Cinnamon rolls. After testing many recipes for cinnamon rolls I found that just about any home-made roll can be good if you have the right icing. In too many recipes the cream cheese flavor overpowers the icing. Use this recipe for decadent cream cheese icing on your favorite cinnamon roll and you won't be disappointed!
If you can't eat them all in one go, store any frosted extras in the fridge due to the cream cheese.. Cinnabon wouldn't hand over the recipe for those famous cinnamon rolls, so Food Network Kitchens whipped up some pretty sweet imitations. All other sweet roll recipe variations that I do come from this. You can cook Cinnamon rolls using 16 ingredients and 13 steps. Here is how you achieve it.
Ingredients of Cinnamon rolls
- You need of Dough.
- You need 300 g of flour.
- You need 50 g of sugar.
- Prepare 60 g of butter.
- It’s 240 ml of milk.
- Prepare 1 tsp of yeast.
- Prepare 1 tsp of baking powder.
- You need 1/8 tsp of salt.
- You need of Filling.
- Prepare 70 g of brown sugar.
- Prepare 80 g of butter.
- Prepare 1 tbsp of cinnamon.
- It’s of Glaze.
- You need 60 g of cream cheese.
- You need 2 tbsp of milk.
- It’s 1 tbsp of powdered sugar.
Let's start by making the dough. Whether you enjoy these pillowy cinnamon rolls hot from the oven or up to a week later (if they last that long!), they retain their wonderful soft texture. Paired with classic bold cinnamon flavor and rich vanilla icing, the result is truly the ultimate cinnamon roll.

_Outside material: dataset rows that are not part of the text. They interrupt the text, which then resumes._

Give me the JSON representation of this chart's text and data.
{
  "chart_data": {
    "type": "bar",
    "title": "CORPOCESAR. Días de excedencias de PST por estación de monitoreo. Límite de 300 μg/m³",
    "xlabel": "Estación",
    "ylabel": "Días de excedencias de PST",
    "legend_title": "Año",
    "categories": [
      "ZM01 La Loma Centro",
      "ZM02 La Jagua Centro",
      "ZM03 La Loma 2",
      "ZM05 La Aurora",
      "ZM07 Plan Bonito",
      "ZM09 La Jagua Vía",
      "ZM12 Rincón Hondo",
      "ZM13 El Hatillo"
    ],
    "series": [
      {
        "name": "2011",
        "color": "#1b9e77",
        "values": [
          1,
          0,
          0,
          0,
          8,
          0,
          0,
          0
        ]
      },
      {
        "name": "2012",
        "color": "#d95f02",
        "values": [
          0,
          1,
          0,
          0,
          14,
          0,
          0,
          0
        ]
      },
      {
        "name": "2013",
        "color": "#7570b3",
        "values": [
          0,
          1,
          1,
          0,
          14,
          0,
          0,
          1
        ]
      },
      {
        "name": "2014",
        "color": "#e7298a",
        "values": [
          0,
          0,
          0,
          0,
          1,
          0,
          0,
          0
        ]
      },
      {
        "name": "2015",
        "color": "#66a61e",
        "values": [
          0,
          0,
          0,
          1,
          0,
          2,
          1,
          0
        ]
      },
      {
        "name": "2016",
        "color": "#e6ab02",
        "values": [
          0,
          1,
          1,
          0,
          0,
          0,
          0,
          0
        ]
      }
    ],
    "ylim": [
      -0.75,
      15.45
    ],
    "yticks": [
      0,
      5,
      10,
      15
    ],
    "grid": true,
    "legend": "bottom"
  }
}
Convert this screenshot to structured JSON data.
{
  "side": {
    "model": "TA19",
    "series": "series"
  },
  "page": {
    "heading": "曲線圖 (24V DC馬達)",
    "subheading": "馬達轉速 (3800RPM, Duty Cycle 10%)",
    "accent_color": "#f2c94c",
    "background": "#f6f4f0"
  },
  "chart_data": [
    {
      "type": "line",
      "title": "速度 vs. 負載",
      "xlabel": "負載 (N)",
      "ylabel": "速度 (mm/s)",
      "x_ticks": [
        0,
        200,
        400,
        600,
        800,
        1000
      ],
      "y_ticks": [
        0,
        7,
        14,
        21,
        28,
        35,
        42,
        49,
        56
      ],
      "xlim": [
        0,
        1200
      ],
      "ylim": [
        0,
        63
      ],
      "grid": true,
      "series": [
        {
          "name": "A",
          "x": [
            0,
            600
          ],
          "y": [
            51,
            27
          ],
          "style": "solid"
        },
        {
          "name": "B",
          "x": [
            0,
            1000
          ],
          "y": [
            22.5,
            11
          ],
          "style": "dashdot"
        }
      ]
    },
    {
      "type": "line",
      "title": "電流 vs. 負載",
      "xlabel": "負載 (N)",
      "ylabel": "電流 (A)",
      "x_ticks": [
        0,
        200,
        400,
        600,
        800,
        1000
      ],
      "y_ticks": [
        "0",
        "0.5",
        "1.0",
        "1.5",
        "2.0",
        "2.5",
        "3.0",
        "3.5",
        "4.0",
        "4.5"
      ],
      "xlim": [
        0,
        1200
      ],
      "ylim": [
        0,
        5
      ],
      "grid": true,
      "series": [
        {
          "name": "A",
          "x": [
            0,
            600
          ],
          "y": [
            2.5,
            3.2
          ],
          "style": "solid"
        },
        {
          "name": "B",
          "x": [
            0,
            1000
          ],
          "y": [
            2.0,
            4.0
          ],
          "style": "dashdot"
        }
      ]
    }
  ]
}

A Slow Rise for the Best Cinnamon Rolls.
Cinnamon rolls instructions
- Melt butter.
- Add sugar and milk to butter, let all of them cool down to room temperature.
- Add yeast.
- Take 240g of flour and mix with wet ingredients so there will be no lumps.
- Cover and let it rest for 1-1.5h.
- Combine ingredients for the filling (butter, sugar, cinnamon).
- Add rest of the flour to the dough and mix it well.
- Roll the dough out and add filling in top of it.
- Roll dough into a log and use floss to cut it.
- Let it proof for about 30-45m, cover with wet towel or plastic wrap.
- Bake for 35-40min at 175°.
- Meanwhile combine ingredients for the glaze (cream cheese, powdered sugar, milk).
- Take the rolls out of the oven and put the glaze on them.
The dough I ultimately created is best made over two days. Not only does this break up the work, but I think the flavor from a slow-risen dough tastes better. These cinnamon rolls can easily be made ahead. For best results, choose one of the following two methods. OVERNIGHT INSTRUCTIONS: After you've rolled and cut your cinnamon rolls and placed them into your lightly greased baking pan, cover with plastic wrap and place in your refrigerator.